Ingram, Peterson star in poor parody
The Book of Mormon is a musical parody of the Mormon Church. It takes apart the church block by block in an amusing and intelligent way as people swear, dance and sing. The crowd love it.
South Africa's batting display was a parody of South Africa. It was neither amusing nor intelligent, and made people swear. But it was a different kind of parody, one that was to imitate feebly. The South African crowd did not love it.
The shots were a collection of comedy worsts that should be part of a Father's Day DVD in the near future. Leaving and being caught behind. Swiping across a straight one. Wildly swinging at a wide one. Cutting a full one. Stumping yourself by slip. And whatever Faf du Plessis's shot was.
JP Duminy faced 11 balls. It seemed like he was dismissed on everyone one of them. At once stage every single South African batsman decided every single straight ball should be hit to the leg side with the bat faced closed off. It was madness. Horrible disgusting putrid madness.
But even this madness should be evaluated. The shots were so poor, random and odd it is hard to even take them seriously. But their thinking, which wasn't under pressure but would have been thought out of sober analysis and pre-planning, was just as bad.
The repeated assertion that Colin Ingram couldn't open died down a bit when he actually made 73 against West Indies. But it doesn't change the fact that he is a makeshift opener with a first class average of 34.45 taking on a Test bowling attack in a must-win match. It's not solid thinking. Ingram has been a success down the order and South Africa have a spare opener in the squad. With Alviro Petersen making runs in county cricket, opening with Ingram seems like a risk you don't need to take.
Then to back him up with Robin Peterson, who has batted in the top order six times in 72 matches is actually insane.

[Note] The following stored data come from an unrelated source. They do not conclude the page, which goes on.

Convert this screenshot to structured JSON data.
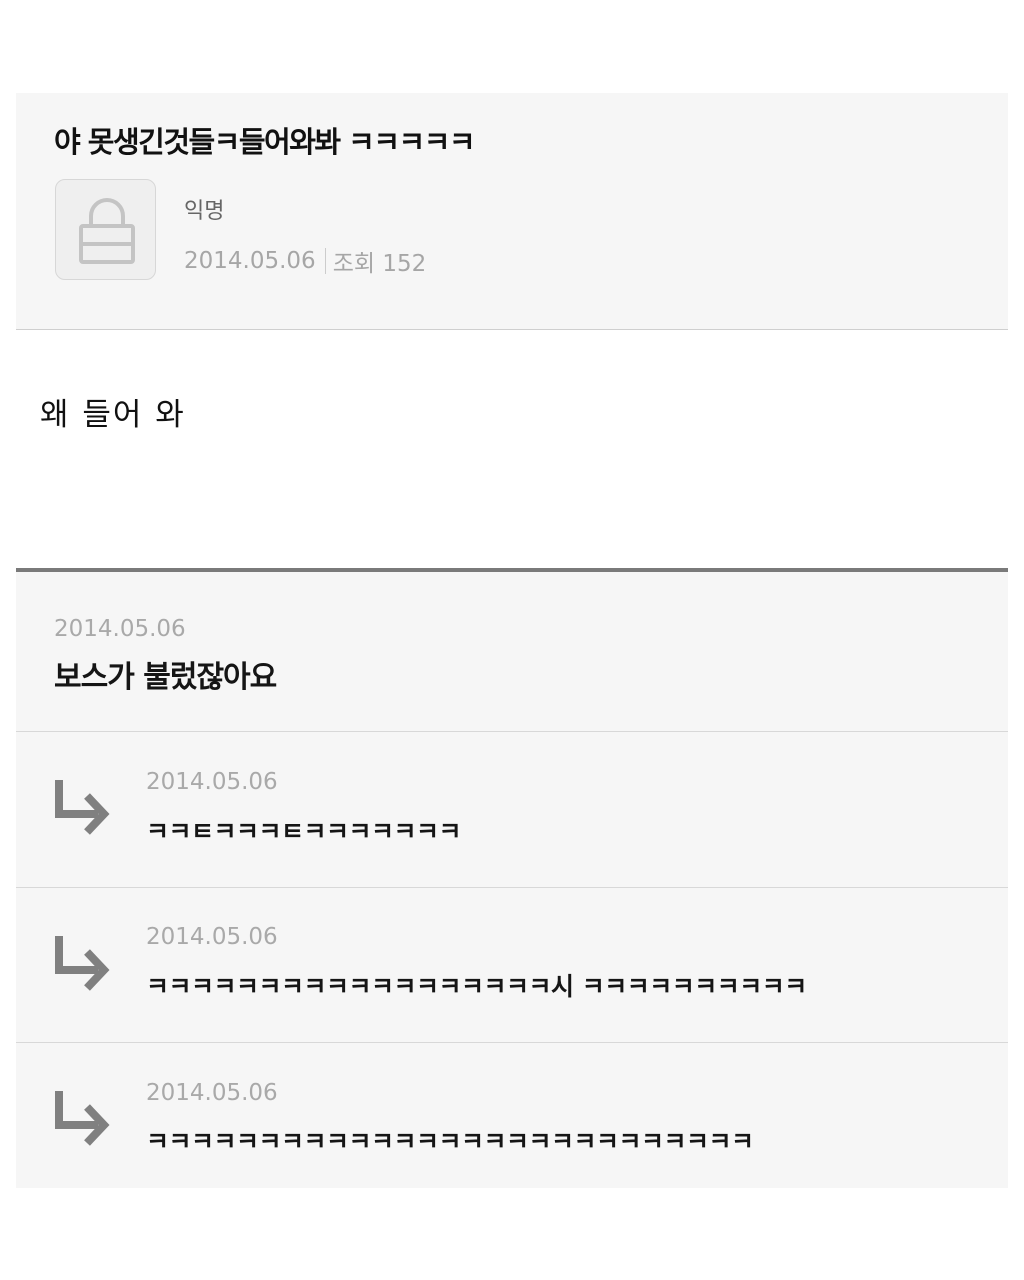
{
  "post": {
    "title": "야 못생긴것들ㅋ들어와봐 ㅋㅋㅋㅋㅋ",
    "author": "익명",
    "date": "2014.05.06",
    "views": "조회 152",
    "body": "왜 들어 와"
  },
  "comments": [
    {
      "date": "2014.05.06",
      "text": "보스가 불렀잖아요"
    },
    {
      "date": "2014.05.06",
      "text": "ㅋㅋㅌㅋㅋㅋㅌㅋㅋㅋㅋㅋㅋㅋ"
    },
    {
      "date": "2014.05.06",
      "text": "ㅋㅋㅋㅋㅋㅋㅋㅋㅋㅋㅋㅋㅋㅋㅋㅋㅋㅋ시   ㅋㅋㅋㅋㅋㅋㅋㅋㅋㅋ"
    },
    {
      "date": "2014.05.06",
      "text": "ㅋㅋㅋㅋㅋㅋㅋㅋㅋㅋㅋㅋㅋㅋㅋㅋㅋㅋㅋㅋㅋㅋㅋㅋㅋㅋㅋ"
    }
  ],
  "icons": {
    "avatar": "lock-icon",
    "reply": "reply-arrow-icon"
  },
  "colors": {
    "header_bg": "#f6f6f6",
    "meta_text": "#a6a6a6",
    "divider": "#7a7a7a",
    "reply_arrow": "#808080"
  }
}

Why back up a makeshift opener with a makeshift No. 3? The ball is moving, you have proper Test hundred scorers in your line up, and England are already on top with an early wicket. That Peterson spent any time at the wicket was a testament to what a strong gutsy cricketer he is. That he was eventually out when James Anderson bowled four straight outswingers and then one that didn't was not a surprise, he did well to last that long.
In the place of Ingram and Peterson should be Graeme Smith and Jacques Kallis. You can't replace them. Although if you are going to do so, adding a No. 9 at No. 3 and a makeshift opener is probably the worst way to try.
But this team still had class batsmen. Hashim Amla is a God who cover drives among us. JP Duminy averages over 40 in ODI cricket. Du Plessis has started his Test career like an alien monster in a bad mood. And AB de Villiers can do absolutely every-damn-thing, except write pop songs that aren't overly emotive. They were all there. All batting in the middle of The Oval. Facing England. As their country was reduced to 80 for 8.
In the end, it was a T20 slogger with a first-class Average of 29.57, and a bowling allrounder who managed to delay the inevitable and ensure that the score was not so embarrassingly low that South African fans couldn't see the number without vomiting in their mouth.
David Miller played the sort of innings he is unknown for, a composed international sensible knock. A man with none of the pedigree of the rest of his batsmen, and less of the technique, managed to play the right shots to the right ball. He did it on an incredibly flat pitch once the ball had stopped swinging. Mind you, had any of his team mates struck around, they could have done the same. The player who stuck with him was Rory Kleinveldt. Who as a batsman is solid, dependable, and bats much like any No. 10 in club sides the world over. He's clunky and unromantic, but you can't help but enjoy any success he has.
That partnership will help those two players. But it didn't help the team at all. All it did was prolong their misery.
De Villiers tried everything he could in the field. Had it been allowed, he would have suggested his bowlers try fancy dress and had his fielders singing Duckworth-Lewis Method songs in falsetto. His first three overs were by Chris Morris, Peterson and Duminy. After 11 overs, he'd tried five bowlers. He was essentially throwing bowlers at a wall, hoping one would fall down and trip the English batsmen. Few did.
After the match Alastair Cook said South Africa didn't choke, Gary Kirsten said they did. It doesn't really matter; they don't mark scorecards with choke or non-choke. If they did put random words on the scorecard, choke might be the most popular, but parody probably suits best. As whether it was in the satirical or imitating sense, that is what South Africa were doing today.